Beschluss in NRW Wegen Mitgliedschaft in Chatgruppe suspendiert - Gericht hebt Dienstverbot gegen Polizistin auf

Eine Polizistin aus NRW wurde suspendiert, weil sie in einer Chatgruppe eine rechtsextreme Nachricht bekommen haben soll. Die Frau ging dagegen vor - mit Erfolg.

Eine Polizistin, der die Mitgliedschaft in einer rechtsextremen Chatgruppe vorgeworfen wird, hat erfolgreich gegen ihre Suspendierung geklagt. Wie das Verwaltungsgericht Düsseldorf mitteilte, ist das Dienstverbot rechtswidrig.

In Nordrhein-Westfalen war im September ein Polizeiskandal bekannt geworden. 31 Po­li­zis­tin­nen und Po­li­zis­ten sind in dem Fall in­zwi­schen sus­pen­diert, sie sol­len in Chats Fo­tos von Ha­ken­kreu­zen und Hit­ler ver­schickt und emp­fan­gen ha­ben. Es geht laut Innenminister Herbert Reul (CDU) um mindestens fünf Chatgruppen.

Die Polizistin war den Angaben zufolge verdächtigt worden, in einer WhatsApp-Gruppe namens "Chat Anton" ein Bild mit rechtsradikalem Gedankengut erhalten zu haben. Sie wurde am 11. September suspendiert.

Der "konkrete Einzelfall" sei dabei nicht berücksichtigt worden, kritisierte das Gericht. So sei nicht festgestellt worden, ob die Polizistin das Bild überhaupt zur Kenntnis genommen habe.

Eine Parodie

Des Weiteren zeige die Abbildung nicht Adolf Hitler, sondern einen Ausschnitt aus der Parodie "Weihnachten mit Hitler". Die Adolf Hitler imitierende Person, die in dem angeführten Beitrag textlich veränderte Weihnachtslieder singt, wird hierbei laut Beschluss erkennbar überzeichnet und der Lächerlichkeit preisgegeben.
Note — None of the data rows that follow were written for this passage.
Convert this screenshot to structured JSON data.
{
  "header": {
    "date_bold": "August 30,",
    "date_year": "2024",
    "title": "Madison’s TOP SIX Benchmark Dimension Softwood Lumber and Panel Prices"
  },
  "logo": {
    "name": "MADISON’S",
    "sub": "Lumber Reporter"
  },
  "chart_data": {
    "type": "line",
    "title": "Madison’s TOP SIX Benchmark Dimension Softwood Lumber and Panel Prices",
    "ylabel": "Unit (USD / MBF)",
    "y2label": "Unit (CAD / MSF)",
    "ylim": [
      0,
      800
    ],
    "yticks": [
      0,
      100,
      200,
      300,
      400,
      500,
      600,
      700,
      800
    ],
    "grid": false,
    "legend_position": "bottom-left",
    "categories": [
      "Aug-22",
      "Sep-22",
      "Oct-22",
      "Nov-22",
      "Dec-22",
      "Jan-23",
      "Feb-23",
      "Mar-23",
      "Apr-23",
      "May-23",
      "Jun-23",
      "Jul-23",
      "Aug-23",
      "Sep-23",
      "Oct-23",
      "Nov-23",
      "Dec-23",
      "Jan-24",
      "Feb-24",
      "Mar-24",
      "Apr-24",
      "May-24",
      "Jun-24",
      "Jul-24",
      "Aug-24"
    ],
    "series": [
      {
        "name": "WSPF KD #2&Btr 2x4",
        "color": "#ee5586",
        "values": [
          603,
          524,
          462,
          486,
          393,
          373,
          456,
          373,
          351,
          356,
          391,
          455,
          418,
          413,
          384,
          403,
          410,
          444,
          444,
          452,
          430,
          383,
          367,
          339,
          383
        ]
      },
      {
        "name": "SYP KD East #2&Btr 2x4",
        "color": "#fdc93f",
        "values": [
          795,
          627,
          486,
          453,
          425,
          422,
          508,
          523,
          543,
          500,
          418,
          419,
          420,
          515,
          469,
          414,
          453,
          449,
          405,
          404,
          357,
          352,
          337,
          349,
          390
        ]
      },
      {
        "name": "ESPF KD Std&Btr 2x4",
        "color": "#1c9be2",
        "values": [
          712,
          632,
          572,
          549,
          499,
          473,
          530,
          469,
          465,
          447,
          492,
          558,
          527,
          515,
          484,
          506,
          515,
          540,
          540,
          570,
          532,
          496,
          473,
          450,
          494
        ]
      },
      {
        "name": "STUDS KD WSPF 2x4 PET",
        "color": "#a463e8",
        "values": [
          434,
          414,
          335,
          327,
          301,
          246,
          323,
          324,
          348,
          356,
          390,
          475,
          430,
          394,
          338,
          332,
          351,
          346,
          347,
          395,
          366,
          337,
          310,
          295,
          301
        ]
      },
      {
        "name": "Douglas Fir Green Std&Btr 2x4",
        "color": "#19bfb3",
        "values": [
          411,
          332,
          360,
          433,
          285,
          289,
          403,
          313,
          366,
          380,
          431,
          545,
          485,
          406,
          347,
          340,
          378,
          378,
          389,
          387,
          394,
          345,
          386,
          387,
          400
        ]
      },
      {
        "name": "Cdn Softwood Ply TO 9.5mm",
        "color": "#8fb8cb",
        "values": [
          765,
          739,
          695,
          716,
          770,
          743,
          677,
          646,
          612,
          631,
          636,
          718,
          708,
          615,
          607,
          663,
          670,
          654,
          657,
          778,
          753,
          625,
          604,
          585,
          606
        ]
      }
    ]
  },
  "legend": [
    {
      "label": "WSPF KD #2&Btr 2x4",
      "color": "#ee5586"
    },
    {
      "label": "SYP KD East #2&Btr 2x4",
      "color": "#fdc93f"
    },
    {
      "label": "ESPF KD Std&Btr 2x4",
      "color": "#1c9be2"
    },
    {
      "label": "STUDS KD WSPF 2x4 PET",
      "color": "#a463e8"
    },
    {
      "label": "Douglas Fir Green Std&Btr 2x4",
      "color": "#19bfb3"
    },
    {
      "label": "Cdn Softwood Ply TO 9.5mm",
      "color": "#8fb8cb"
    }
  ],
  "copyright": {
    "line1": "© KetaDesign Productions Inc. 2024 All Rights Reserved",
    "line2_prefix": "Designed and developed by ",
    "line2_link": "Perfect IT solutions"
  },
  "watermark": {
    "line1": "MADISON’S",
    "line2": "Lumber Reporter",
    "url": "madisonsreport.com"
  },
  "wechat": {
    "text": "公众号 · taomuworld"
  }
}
Dies möge als geschmacklos empfunden werden. Es erlaube jedoch nicht die Schlussfolgerung, die Frau habe ein "schwerwiegendes Dienstvergehen" begangen und gegen die "politische Treuepflicht" verstoßen.

"Mit keinem Wort umrissen"

Außerdem sei das Bild bereits im Oktober 2013 versendet worden. Das Fehlverhalten der Beamtin werde im Bescheid des zuständigen Landesamtes "mit keinem Wort umrissen". Die anderen in dem Komplex verdächtigen Beamten hätten "wohl gleichlautende Bescheide" erhalten.

Der Polizistin werde vorgeworfen, es sei nicht erkennbar, dass sie sich gegen den Erhalt gewehrt habe oder dem Inhalt entgegengetreten sei. Doch die zuständige Behörde habe weder die "konkreten Inhalte" der Chatgruppe, die Häufigkeit des Nachrichtenaustauschs noch Reaktionen der Polizistin offengelegt.

Mitglied bei "Chat Anton"

Allein aus ihrer Mitgliedschaft bei "Chat Anton" könne man nicht ableiten, dass sie einzelne Bilder zur Kenntnis genommen habe. Der Vorwurf, sie sei dem nicht entgegengetreten, sei daher nicht haltbar.

Gegen die Entscheidung kann das Land Nordrhein-Westfalen Beschwerde beim Oberverwaltungsgericht einlegen.